That quote, by L.M. Montgomery in Anne of Green Gables is so me. I love everything about autumn. Summer is over, unless you live in Texas where tomorrow the forecast is a whopping 99 degrees. Football is BACK! Cooler temperatures are on the way (fingers crossed) so I can wear sweaters and jeggings and tall boots. And pumpkins spiced EVERYTHING is on the shelves at the grocery store and on the menu in every restaurant. Including my October cupcake menu. 🙂
By now you know my process for coming up with the cupcakes. I get an idea in my head and then I Google it until I find a recipe that sounds awesome to me. Then I make the recipe Randa-style by taking out the whole make-the-cake-from-scratch part of it, thus making it my own. This month I wanted a pumpkin cupcake, but I also wanted carrot cake. So when I found these Pumpkin Carrot Cake Cupcakes with Maple Cream Cheese Frosting, I was sold! Thanks Mom On Timeout for the cupcake inspo! I used a store bought spice cake mix for the dry ingredients but used most of the rest of the cupcake recipe as is – though I did add an extra egg, a tablespoon of coconut oil and a generous splash of fat free milk (not because I was making them healthy, that’s just the only milk I had in the house). Also, I didn’t want the cupcake to have an overwhelming maple flavor, so I didn’t add it to the frosting, only to the cake batter. And I added cinnamon to the cream cheese frosting, to give it a little kick. You know I don’t taste the final cupcake before my meeting, but I did lick the spoon after I got the cupcakes in the oven, and it was amazing! So if that’s any indication of how amazing the finished cupcakes are going to be, then my coworkers are in for a treat!
Pumpkin Carrot Cake Cupcakes with Cinnamon Cream Cheese Frosting
3/4 cup light brown sugar
1/2 cup (1 stick) unsalted butter, softened
3 eggs, room temp
1 cup pure pumpkin puree (not pumpkin pie filling)
1/2 cup pure maple syrup
1 box Spice Cake Mix
1 cup finely shredded carrots (took me two large carrots to get this amount shredded)
1 tablespoon coconut oil
1 generous splash of fat free milk
- Pre-heat oven to 350 degrees. Line muffin tin with cupcake liners.

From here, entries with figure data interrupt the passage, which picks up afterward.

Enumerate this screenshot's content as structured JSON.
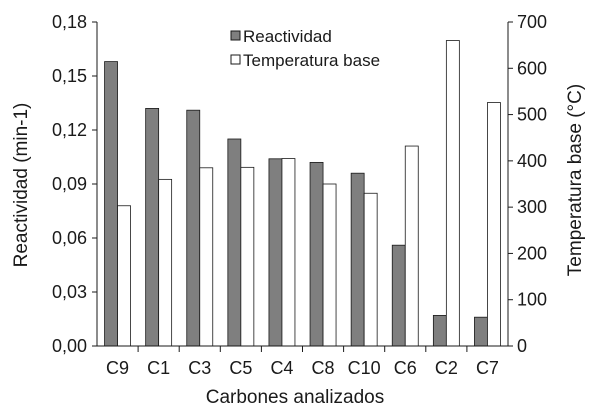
{
  "chart_data": {
    "type": "bar",
    "categories": [
      "C9",
      "C1",
      "C3",
      "C5",
      "C4",
      "C8",
      "C10",
      "C6",
      "C2",
      "C7"
    ],
    "series": [
      {
        "name": "Reactividad",
        "axis": "left",
        "color": "#7f7f7f",
        "values": [
          0.158,
          0.132,
          0.131,
          0.115,
          0.104,
          0.102,
          0.096,
          0.056,
          0.017,
          0.016
        ]
      },
      {
        "name": "Temperatura base",
        "axis": "right",
        "color": "#ffffff",
        "values": [
          303,
          360,
          385,
          386,
          405,
          350,
          330,
          432,
          660,
          526
        ]
      }
    ],
    "xlabel": "Carbones analizados",
    "ylabel_left": "Reactividad (min-1)",
    "ylabel_right": "Temperatura base (°C)",
    "ylim_left": [
      0,
      0.18
    ],
    "ylim_right": [
      0,
      700
    ],
    "yticks_left": [
      "0,00",
      "0,03",
      "0,06",
      "0,09",
      "0,12",
      "0,15",
      "0,18"
    ],
    "yticks_right": [
      "0",
      "100",
      "200",
      "300",
      "400",
      "500",
      "600",
      "700"
    ],
    "grid": false,
    "legend_position": "top-center"
  }
}
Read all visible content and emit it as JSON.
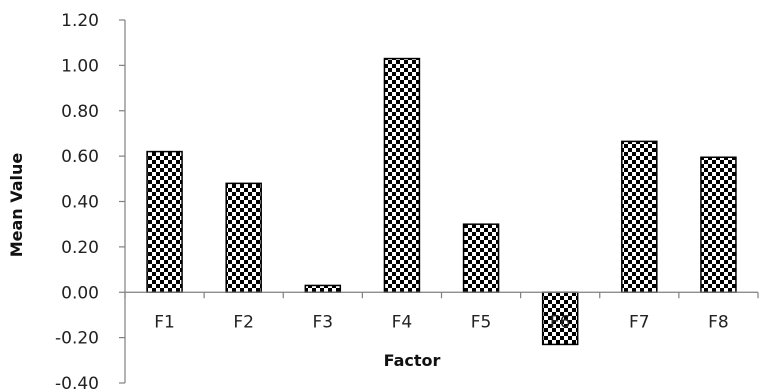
{
  "chart_data": {
    "type": "bar",
    "title": "",
    "xlabel": "Factor",
    "ylabel": "Mean Value",
    "categories": [
      "F1",
      "F2",
      "F3",
      "F4",
      "F5",
      "F6",
      "F7",
      "F8"
    ],
    "values": [
      0.62,
      0.48,
      0.03,
      1.03,
      0.3,
      -0.23,
      0.665,
      0.595
    ],
    "ylim": [
      -0.4,
      1.2
    ],
    "yticks": [
      "-0.40",
      "-0.20",
      "0.00",
      "0.20",
      "0.40",
      "0.60",
      "0.80",
      "1.00",
      "1.20"
    ],
    "grid": false,
    "legend": "none",
    "bar_pattern": "checkerboard",
    "colors": {
      "pattern_dark": "#000000",
      "pattern_light": "#ffffff",
      "axis": "#808080"
    }
  }
}
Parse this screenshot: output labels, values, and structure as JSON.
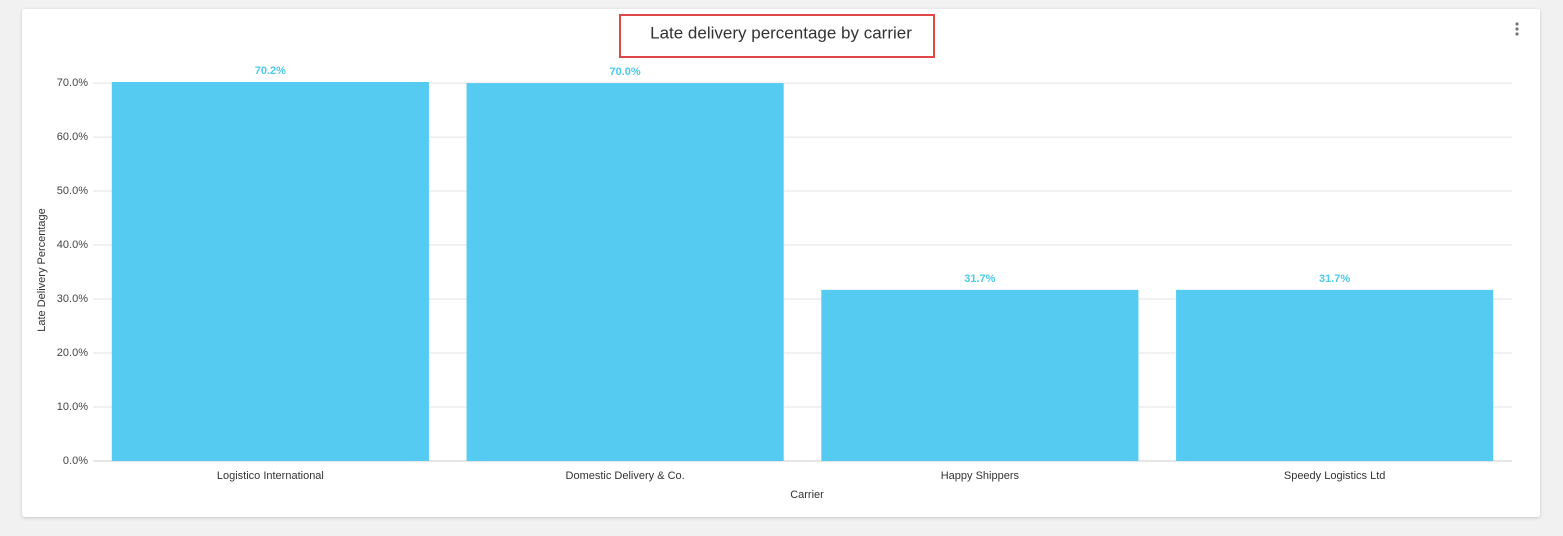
{
  "chart_data": {
    "type": "bar",
    "title": "Late delivery percentage by carrier",
    "x_label": "Carrier",
    "y_label": "Late Delivery Percentage",
    "categories": [
      "Logistico International",
      "Domestic Delivery & Co.",
      "Happy Shippers",
      "Speedy Logistics Ltd"
    ],
    "values": [
      70.2,
      70.0,
      31.7,
      31.7
    ],
    "value_labels": [
      "70.2%",
      "70.0%",
      "31.7%",
      "31.7%"
    ],
    "color": "#56cbf1",
    "ylim": [
      0,
      70.2
    ],
    "yticks": [
      {
        "value": 0,
        "label": "0.0%"
      },
      {
        "value": 10,
        "label": "10.0%"
      },
      {
        "value": 20,
        "label": "20.0%"
      },
      {
        "value": 30,
        "label": "30.0%"
      },
      {
        "value": 40,
        "label": "40.0%"
      },
      {
        "value": 50,
        "label": "50.0%"
      },
      {
        "value": 60,
        "label": "60.0%"
      },
      {
        "value": 70,
        "label": "70.0%"
      }
    ],
    "grid": true
  }
}
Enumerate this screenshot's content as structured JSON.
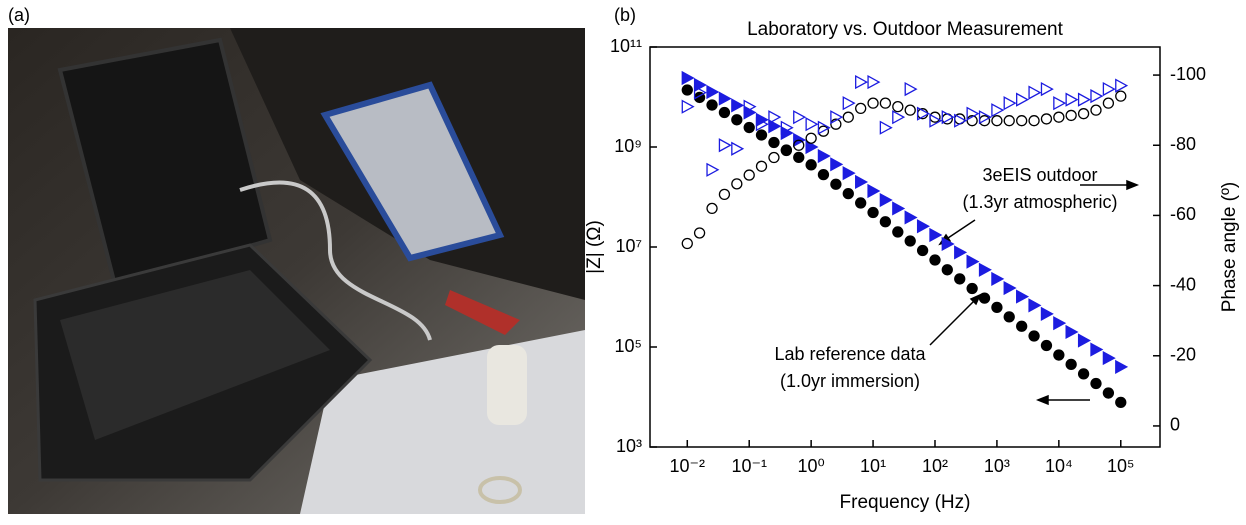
{
  "panel_labels": [
    "(a)",
    "(b)"
  ],
  "chart_data": {
    "type": "scatter",
    "title": "Laboratory vs. Outdoor Measurement",
    "x_label": "Frequency (Hz)",
    "y_label": "|Z| (Ω)",
    "y2_label": "Phase angle (º)",
    "log_x": true,
    "log_y": true,
    "xlim": [
      0.0025,
      430000
    ],
    "xticks": [
      {
        "value": 0.01,
        "label": "10⁻²"
      },
      {
        "value": 0.1,
        "label": "10⁻¹"
      },
      {
        "value": 1,
        "label": "10⁰"
      },
      {
        "value": 10,
        "label": "10¹"
      },
      {
        "value": 100,
        "label": "10²"
      },
      {
        "value": 1000,
        "label": "10³"
      },
      {
        "value": 10000,
        "label": "10⁴"
      },
      {
        "value": 100000,
        "label": "10⁵"
      }
    ],
    "ylim": [
      1000,
      100000000000
    ],
    "yticks": [
      {
        "value": 1000,
        "label": "10³"
      },
      {
        "value": 100000,
        "label": "10⁵"
      },
      {
        "value": 10000000,
        "label": "10⁷"
      },
      {
        "value": 1000000000,
        "label": "10⁹"
      },
      {
        "value": 100000000000,
        "label": "10¹¹"
      }
    ],
    "y2lim": [
      6,
      -108
    ],
    "y2ticks": [
      -100,
      -80,
      -60,
      -40,
      -20,
      0
    ],
    "x": [
      0.01,
      0.0158,
      0.0251,
      0.0398,
      0.0631,
      0.1,
      0.158,
      0.251,
      0.398,
      0.631,
      1,
      1.58,
      2.51,
      3.98,
      6.31,
      10,
      15.8,
      25.1,
      39.8,
      63.1,
      100,
      158,
      251,
      398,
      631,
      1000,
      1580,
      2510,
      3980,
      6310,
      10000,
      15800,
      25100,
      39800,
      63100,
      100000
    ],
    "series": [
      {
        "color": "#000000",
        "marker": "circle",
        "filled": true,
        "axis": "y",
        "values": [
          13800000000,
          9800000000,
          6900000000,
          4900000000,
          3500000000,
          2450000000,
          1740000000,
          1230000000,
          870000000,
          620000000,
          440000000,
          280000000,
          180000000,
          117000000,
          76000000,
          49000000,
          32000000,
          20000000,
          13200000,
          8500000,
          5500000,
          3500000,
          2300000,
          1480000,
          950000,
          620000,
          400000,
          260000,
          166000,
          107000,
          69000,
          45000,
          29000,
          18600,
          12000,
          7800
        ]
      },
      {
        "color": "#1c1ce0",
        "marker": "triangle",
        "filled": true,
        "axis": "y",
        "values": [
          24000000000,
          17400000000,
          12600000000,
          9300000000,
          6800000000,
          4900000000,
          3500000000,
          2600000000,
          1900000000,
          1380000000,
          1000000000,
          660000000,
          450000000,
          300000000,
          200000000,
          132000000,
          87000000,
          59000000,
          39000000,
          26000000,
          17400000,
          11500000,
          7800000,
          5100000,
          3500000,
          2300000,
          1510000,
          1020000,
          680000,
          460000,
          300000,
          200000,
          135000,
          89000,
          60000,
          40000
        ]
      },
      {
        "color": "#000000",
        "marker": "circle",
        "filled": false,
        "axis": "y2",
        "values": [
          -52,
          -55,
          -62,
          -66,
          -69,
          -71.5,
          -74,
          -76.5,
          -78.5,
          -80,
          -82,
          -84,
          -86,
          -88,
          -90.5,
          -92,
          -92,
          -91,
          -90,
          -89,
          -88,
          -87.5,
          -87.5,
          -87,
          -87,
          -87,
          -87,
          -87,
          -87,
          -87.5,
          -88,
          -88.5,
          -89,
          -90,
          -92,
          -94
        ]
      },
      {
        "color": "#1c1ce0",
        "marker": "triangle",
        "filled": false,
        "axis": "y2",
        "values": [
          -91,
          -95,
          -73,
          -80,
          -79,
          -91,
          -86,
          -88,
          -85,
          -88,
          -86,
          -85,
          -88,
          -92,
          -98,
          -98,
          -85,
          -88,
          -96,
          -89,
          -87,
          -88,
          -87,
          -89,
          -88,
          -90,
          -92,
          -93,
          -95,
          -96,
          -92,
          -93,
          -93,
          -94,
          -96,
          -97
        ]
      }
    ],
    "annotations": [
      "3eEIS outdoor",
      "(1.3yr atmospheric)",
      "Lab reference data",
      "(1.0yr immersion)"
    ]
  }
}
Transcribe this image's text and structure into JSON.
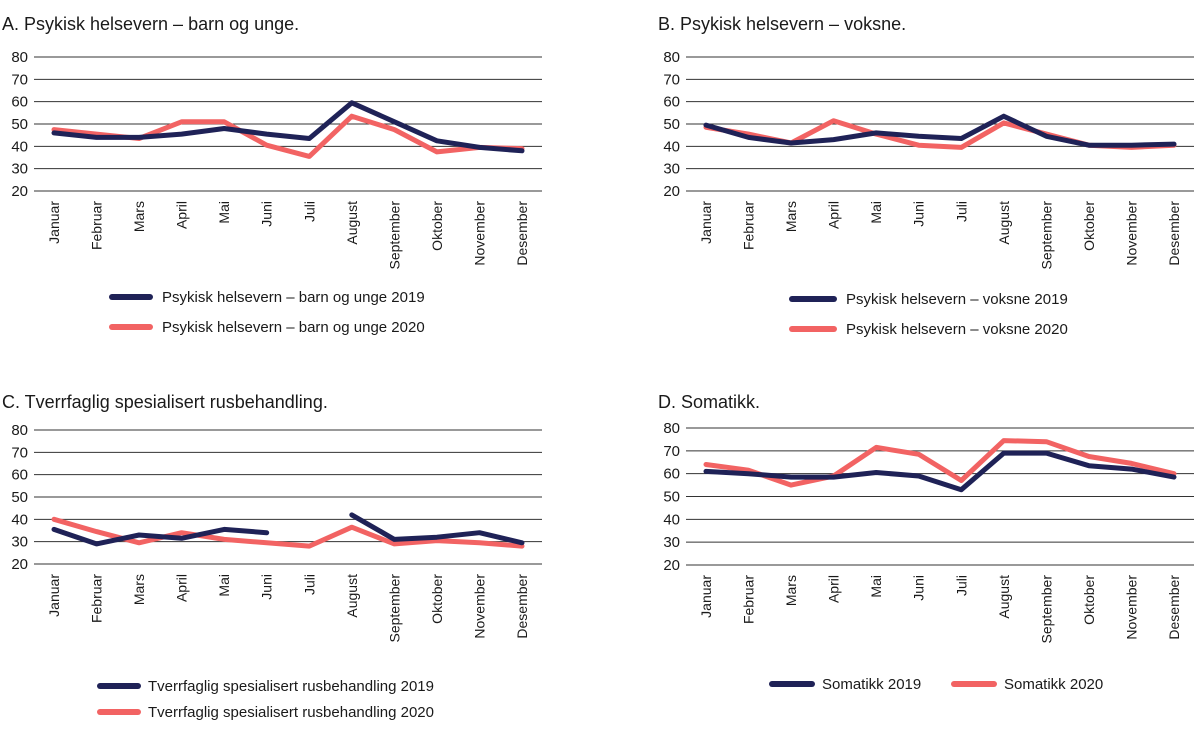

- Cream brown sugar and butter together in mixer.
- Add eggs, one at a time, beating until fully combined.
- Mix in pumpkin and maple syrup.
- Gradually mix in spice cake mix until fully combined.
- Add in coconut oil and milk.
- Stir in shredded carrots.
- Using ice cream scoop, scoop cake batter into cupcake liners. In my experience, one full ice cream scoop per cupcake liner is the perfect amount. Makes 24 cupcake.
- Bake in 350 degree oven for 19 minutes or until toothpick inserted in center of cupcake comes out clean.
- Cool completely on wire racks.
- Beat all ingredients (except cinnamon, powdered sugar and sprinkles) until smooth. Might take several minutes for brown sugar to dissolve completely. Check for graininess and then continue beating as necessary.
- Add powdered sugar, 1/2 cup at a time, until well combined.
- Add cinnamon and mix well.
- Scoop frosting into piping bag fitted with your tip of choice.
- Then just add gold sprinkles! Refrigerate until ready to serve for firmer frosting.